PhD Alum Colleen Lucey Returns to Campus

Thrify Businesswoman or exploiter extraordinaire? The madam in 19th-century Russia

Slavic Studies PhD alum (2016) Colleen Lucey returned to campus on Thursday, September 22 to give a CREECA talk drawn from her recent book Love for Sale: Representing Prostitution in Imperial Russia (Cornell University Press, 2021). The book is a reworked and expanded version of her dissertation, Figures of Desires and Disgrace: Woman as Commodity in 19th-Century Russian Literature and Visual Culture, which was completed under the supervision of Professor (Emeritus) Alexander Dolinin.
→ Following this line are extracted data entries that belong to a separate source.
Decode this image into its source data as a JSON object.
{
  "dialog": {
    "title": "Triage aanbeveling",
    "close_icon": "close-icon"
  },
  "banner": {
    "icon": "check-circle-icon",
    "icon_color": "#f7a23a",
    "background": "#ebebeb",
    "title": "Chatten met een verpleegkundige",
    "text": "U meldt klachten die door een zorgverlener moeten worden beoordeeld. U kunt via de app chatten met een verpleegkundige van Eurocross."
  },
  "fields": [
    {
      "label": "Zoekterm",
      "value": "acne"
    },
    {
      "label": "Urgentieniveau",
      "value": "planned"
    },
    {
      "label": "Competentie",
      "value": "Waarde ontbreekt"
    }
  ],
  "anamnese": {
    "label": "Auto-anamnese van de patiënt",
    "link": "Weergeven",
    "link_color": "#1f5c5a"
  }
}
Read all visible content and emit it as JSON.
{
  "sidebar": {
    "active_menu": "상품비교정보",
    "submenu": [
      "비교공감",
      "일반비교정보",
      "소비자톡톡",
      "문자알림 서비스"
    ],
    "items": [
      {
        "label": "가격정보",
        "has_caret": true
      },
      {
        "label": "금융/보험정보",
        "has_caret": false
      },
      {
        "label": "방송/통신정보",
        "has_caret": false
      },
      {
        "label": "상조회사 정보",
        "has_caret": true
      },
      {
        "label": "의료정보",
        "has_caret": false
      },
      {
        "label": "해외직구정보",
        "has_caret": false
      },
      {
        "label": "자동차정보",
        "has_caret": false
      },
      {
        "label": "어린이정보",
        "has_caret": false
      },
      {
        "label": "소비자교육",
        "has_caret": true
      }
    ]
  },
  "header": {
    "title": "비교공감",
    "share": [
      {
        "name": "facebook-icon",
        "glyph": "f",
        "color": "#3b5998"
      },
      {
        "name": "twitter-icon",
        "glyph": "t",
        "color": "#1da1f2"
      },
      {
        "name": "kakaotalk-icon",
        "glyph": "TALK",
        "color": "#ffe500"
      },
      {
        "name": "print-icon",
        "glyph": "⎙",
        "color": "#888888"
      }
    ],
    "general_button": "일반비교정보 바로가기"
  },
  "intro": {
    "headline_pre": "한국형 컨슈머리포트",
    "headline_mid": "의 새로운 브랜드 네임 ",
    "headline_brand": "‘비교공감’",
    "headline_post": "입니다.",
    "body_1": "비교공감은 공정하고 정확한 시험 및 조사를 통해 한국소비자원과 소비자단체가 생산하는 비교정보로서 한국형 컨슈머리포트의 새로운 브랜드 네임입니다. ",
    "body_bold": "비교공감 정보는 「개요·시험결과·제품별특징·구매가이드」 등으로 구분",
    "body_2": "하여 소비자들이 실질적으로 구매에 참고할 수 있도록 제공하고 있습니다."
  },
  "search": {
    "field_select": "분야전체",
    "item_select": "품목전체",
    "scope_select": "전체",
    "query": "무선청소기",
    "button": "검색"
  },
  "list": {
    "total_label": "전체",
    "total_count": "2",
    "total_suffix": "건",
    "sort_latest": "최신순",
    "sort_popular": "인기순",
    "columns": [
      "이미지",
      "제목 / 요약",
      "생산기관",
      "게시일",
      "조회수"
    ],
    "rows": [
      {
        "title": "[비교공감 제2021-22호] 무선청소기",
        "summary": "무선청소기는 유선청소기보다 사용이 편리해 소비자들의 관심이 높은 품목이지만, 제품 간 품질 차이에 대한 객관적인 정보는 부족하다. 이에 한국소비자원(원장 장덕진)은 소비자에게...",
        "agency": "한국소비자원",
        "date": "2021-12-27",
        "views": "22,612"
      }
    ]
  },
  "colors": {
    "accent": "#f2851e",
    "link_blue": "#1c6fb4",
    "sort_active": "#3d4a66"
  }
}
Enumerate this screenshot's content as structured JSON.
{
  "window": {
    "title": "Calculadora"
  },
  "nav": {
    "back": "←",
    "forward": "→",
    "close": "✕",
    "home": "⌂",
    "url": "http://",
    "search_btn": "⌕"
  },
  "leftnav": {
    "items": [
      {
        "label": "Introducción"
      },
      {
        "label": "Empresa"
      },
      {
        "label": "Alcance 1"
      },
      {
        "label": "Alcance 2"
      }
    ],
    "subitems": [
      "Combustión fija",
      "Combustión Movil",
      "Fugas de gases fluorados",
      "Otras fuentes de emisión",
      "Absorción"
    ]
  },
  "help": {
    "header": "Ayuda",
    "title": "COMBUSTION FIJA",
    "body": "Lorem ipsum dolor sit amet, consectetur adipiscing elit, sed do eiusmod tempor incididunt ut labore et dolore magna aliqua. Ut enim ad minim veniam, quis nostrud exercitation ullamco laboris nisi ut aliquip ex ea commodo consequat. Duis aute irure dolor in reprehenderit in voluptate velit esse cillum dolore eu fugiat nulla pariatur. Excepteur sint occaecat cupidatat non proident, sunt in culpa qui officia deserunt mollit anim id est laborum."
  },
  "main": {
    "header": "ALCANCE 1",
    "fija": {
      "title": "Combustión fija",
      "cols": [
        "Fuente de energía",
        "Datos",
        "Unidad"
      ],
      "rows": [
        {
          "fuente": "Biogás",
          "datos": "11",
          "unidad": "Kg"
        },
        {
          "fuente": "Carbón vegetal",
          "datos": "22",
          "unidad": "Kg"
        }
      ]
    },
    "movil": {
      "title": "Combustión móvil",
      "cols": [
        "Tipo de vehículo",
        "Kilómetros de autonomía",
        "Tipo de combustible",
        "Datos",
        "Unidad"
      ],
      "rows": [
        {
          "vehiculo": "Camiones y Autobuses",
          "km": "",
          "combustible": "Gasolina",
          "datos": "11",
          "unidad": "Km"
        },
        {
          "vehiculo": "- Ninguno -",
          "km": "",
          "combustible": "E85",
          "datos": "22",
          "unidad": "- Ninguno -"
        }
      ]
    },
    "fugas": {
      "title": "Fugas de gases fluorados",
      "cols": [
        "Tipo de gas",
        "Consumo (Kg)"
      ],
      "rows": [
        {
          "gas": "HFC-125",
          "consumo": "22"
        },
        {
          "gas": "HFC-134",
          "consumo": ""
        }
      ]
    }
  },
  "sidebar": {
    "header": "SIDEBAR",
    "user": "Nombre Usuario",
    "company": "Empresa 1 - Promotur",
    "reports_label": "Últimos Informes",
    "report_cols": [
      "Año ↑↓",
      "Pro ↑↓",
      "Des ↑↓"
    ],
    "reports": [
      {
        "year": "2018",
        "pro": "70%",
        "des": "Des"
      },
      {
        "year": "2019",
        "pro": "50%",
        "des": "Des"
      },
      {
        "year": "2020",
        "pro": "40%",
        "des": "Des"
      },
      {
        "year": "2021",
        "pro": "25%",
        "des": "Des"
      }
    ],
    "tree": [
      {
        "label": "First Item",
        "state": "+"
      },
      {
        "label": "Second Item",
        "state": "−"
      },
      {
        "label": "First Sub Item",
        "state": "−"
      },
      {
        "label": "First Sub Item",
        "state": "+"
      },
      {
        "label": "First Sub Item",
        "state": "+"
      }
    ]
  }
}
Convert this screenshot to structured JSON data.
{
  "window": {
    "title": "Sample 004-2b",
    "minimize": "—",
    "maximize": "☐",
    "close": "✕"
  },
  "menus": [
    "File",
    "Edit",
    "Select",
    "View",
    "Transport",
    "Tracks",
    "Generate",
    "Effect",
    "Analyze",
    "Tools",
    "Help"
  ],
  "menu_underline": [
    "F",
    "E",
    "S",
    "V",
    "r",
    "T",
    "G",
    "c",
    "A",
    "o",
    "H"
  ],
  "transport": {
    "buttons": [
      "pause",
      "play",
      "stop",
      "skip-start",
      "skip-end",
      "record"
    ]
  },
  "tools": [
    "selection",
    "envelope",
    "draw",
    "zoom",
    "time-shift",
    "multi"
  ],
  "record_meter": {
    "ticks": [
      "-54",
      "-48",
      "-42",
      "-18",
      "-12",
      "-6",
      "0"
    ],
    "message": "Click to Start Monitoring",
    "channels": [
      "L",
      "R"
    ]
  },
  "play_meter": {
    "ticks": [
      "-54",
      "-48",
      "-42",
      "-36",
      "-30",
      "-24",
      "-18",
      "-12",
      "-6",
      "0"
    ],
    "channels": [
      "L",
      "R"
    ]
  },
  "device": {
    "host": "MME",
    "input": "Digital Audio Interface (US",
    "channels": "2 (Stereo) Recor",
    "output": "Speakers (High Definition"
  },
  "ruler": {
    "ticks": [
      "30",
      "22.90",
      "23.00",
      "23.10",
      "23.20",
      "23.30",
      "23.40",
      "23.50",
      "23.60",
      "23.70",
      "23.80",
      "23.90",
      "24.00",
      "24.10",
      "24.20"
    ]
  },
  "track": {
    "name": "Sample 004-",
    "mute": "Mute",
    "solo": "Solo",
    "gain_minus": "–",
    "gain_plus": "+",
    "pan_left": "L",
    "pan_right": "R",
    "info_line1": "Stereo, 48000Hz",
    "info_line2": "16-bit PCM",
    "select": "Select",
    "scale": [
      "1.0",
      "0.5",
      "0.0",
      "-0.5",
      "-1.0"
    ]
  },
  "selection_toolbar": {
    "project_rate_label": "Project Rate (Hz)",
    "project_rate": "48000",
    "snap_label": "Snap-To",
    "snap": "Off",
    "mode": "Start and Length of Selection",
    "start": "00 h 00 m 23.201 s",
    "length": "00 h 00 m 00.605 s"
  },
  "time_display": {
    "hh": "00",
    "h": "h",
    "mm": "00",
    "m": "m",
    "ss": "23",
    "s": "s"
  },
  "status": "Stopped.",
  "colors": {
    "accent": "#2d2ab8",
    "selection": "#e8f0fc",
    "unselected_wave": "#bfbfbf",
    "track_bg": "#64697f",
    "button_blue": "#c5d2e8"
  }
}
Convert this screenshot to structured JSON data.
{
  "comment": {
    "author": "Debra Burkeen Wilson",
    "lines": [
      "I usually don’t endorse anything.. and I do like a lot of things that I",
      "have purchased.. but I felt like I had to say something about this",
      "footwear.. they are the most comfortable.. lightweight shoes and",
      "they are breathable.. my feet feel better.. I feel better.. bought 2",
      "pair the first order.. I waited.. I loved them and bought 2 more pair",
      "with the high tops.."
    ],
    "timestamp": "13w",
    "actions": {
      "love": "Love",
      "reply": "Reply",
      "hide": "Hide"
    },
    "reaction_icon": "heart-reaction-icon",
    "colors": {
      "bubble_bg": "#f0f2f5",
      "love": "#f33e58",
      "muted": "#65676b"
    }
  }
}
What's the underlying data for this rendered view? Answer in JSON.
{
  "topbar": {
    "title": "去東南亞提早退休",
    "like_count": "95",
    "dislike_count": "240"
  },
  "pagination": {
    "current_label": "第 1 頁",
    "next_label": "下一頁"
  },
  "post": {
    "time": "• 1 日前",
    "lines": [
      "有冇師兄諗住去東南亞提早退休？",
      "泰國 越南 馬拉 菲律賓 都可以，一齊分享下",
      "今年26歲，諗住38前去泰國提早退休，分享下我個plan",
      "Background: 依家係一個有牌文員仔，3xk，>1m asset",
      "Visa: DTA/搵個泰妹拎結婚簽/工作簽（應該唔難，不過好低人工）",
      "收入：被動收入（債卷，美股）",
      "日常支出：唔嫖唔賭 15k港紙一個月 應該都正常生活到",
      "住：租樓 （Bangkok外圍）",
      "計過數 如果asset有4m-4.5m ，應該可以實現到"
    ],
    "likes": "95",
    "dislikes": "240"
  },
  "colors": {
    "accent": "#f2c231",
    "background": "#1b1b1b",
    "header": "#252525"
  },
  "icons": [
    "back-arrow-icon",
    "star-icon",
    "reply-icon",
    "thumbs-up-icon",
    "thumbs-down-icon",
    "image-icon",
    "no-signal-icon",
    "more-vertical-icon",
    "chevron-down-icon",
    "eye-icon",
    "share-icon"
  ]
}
In her talk, Dr. Lucey discussed how Russia’s writers and artists popularized images of madams and procuresses as manipulative and greedy figures who tricked and abused women in their charge. Portrayed as far more heinous than the men who frequently brothels, the madam looms in literature and fine art as a traffiker in human flesh who goes against God and nature in the pursuit of profit. Yet, as historians of imperial Russia have shown, the experience of brothel madams working under the state system of administrative supervision (nadzor) was more complex than reflected in print and visual culture. Dr. Lucey traced how the image of the madam evolved in 19th-century Russia and discussed why such figures evoked heated debate about the rights of women and the regulation of commercial sex.

Dr. Lucey is currently Assistant Professor of Russian and Slavic Studies at the University of Arizona, and she is also currently completing a two-year term as Vice-President of the American Association of Teachers of Slavic and East European Languages (AATSEEL).

For those who missed Dr. Lucey’s lecture, the audio recording is available as a podcast on the CREECA Soundcloud site.